A few years before the Broadway Theater in Santa Ana became a porn palace, I saw the film there with the girl who coined the term murdercycle™. Afterward I dropped her at home, which was more than an hour's ride out into the mountains of eastern Orange County.
Like many theaters a century ago, The Broadway had once been a picture palace with a beautiful edifice. Then there was a fire and it was reconstructed in what some of us called bomb shelter sixties moderne™. A lifeless box, with no facade and no soul. The reconstructed building wasn't even done well enough to be considered a part of the brutalist style of the modernist era.

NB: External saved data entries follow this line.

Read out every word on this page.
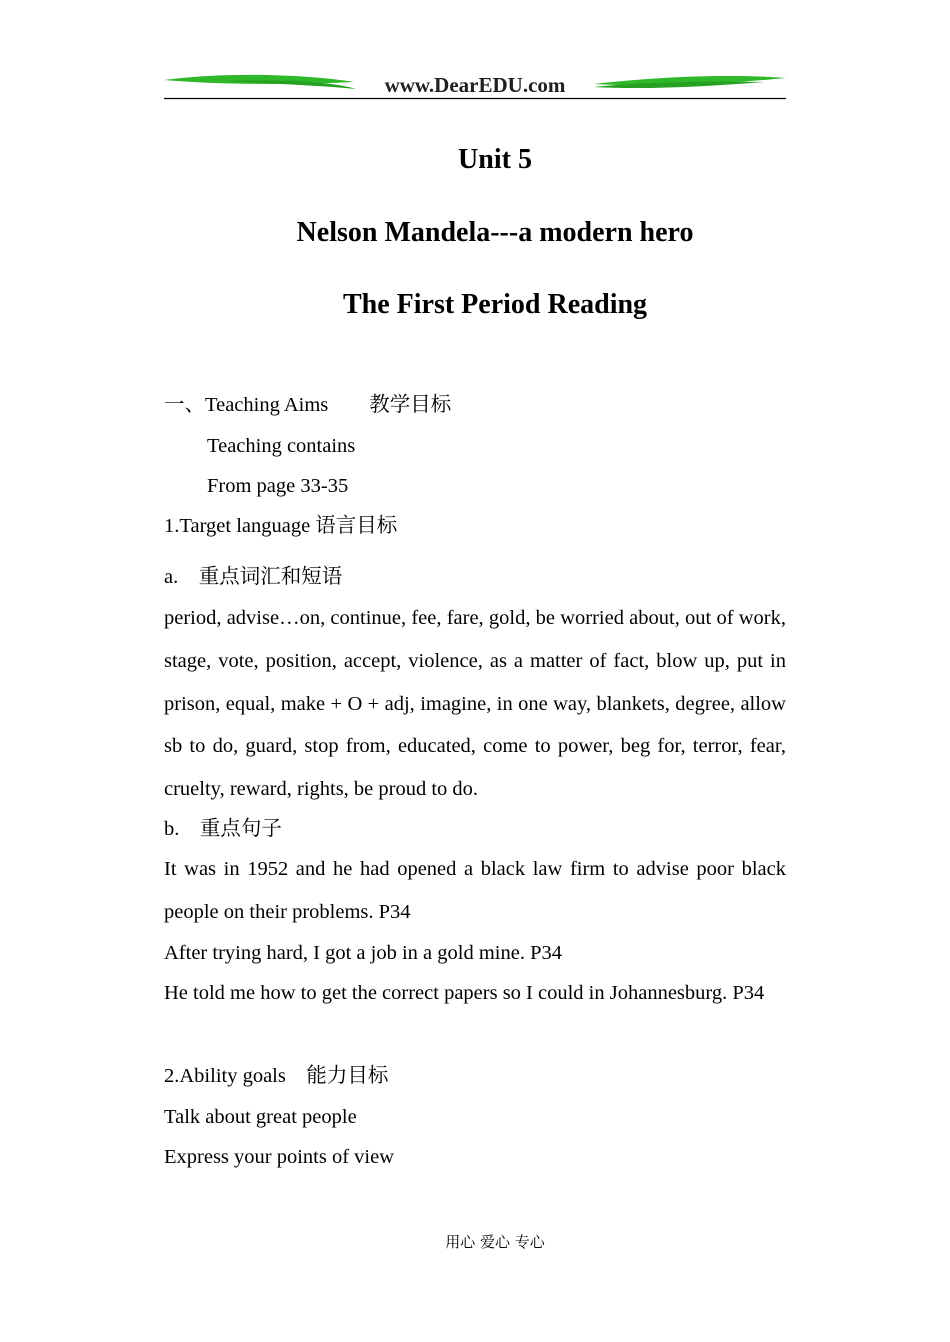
www.DearEDU.com
Unit 5
Nelson Mandela---a modern hero
The First Period Reading
一、Teaching Aims　　教学目标
Teaching contains
From page 33-35
1.Target language 语言目标
a.　重点词汇和短语

period, advise…on, continue, fee, fare, gold, be worried about, out of work, stage, vote, position, accept, violence, as a matter of fact, blow up, put in prison, equal, make + O + adj, imagine, in one way, blankets, degree, allow sb to do, guard, stop from, educated, come to power, beg for, terror, fear, cruelty, reward, rights, be proud to do.

b.　重点句子

It was in 1952 and he had opened a black law firm to advise poor black people on their problems. P34

After trying hard, I got a job in a gold mine. P34

He told me how to get the correct papers so I could in Johannesburg. P34

2.Ability goals　能力目标
Talk about great people
Express your points of view
用心 爱心 专心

Driving east on Santiago Canyon Road is how one got to Evelyn's house in Silverado Canyon. The road could have easily been a stand-in for the road pictured in the movie's promotional photo. It was a lonely,
winding, rural road and from her house, it was a
hella™ long way back to civilization. I hung around with her for a bit, chit-chatting and absorbing warmth from the natural stone fireplace. By the time I shoved off for home it was long past the witching hour. The moon was nearly full and it cast distorted shadows everywhere. To my utter dismay,
mildly frightening had ramped up a couple of notches. It didn't help that the road was deserted. Well, it was deserted all right, except for the living-dead zombies lurking behind every rock outcropping, around every curve, and behind each tree. It wasn't just Barbara they were coming for, neither.
Boy Howdy!™ I was damn lucky to make it home that night.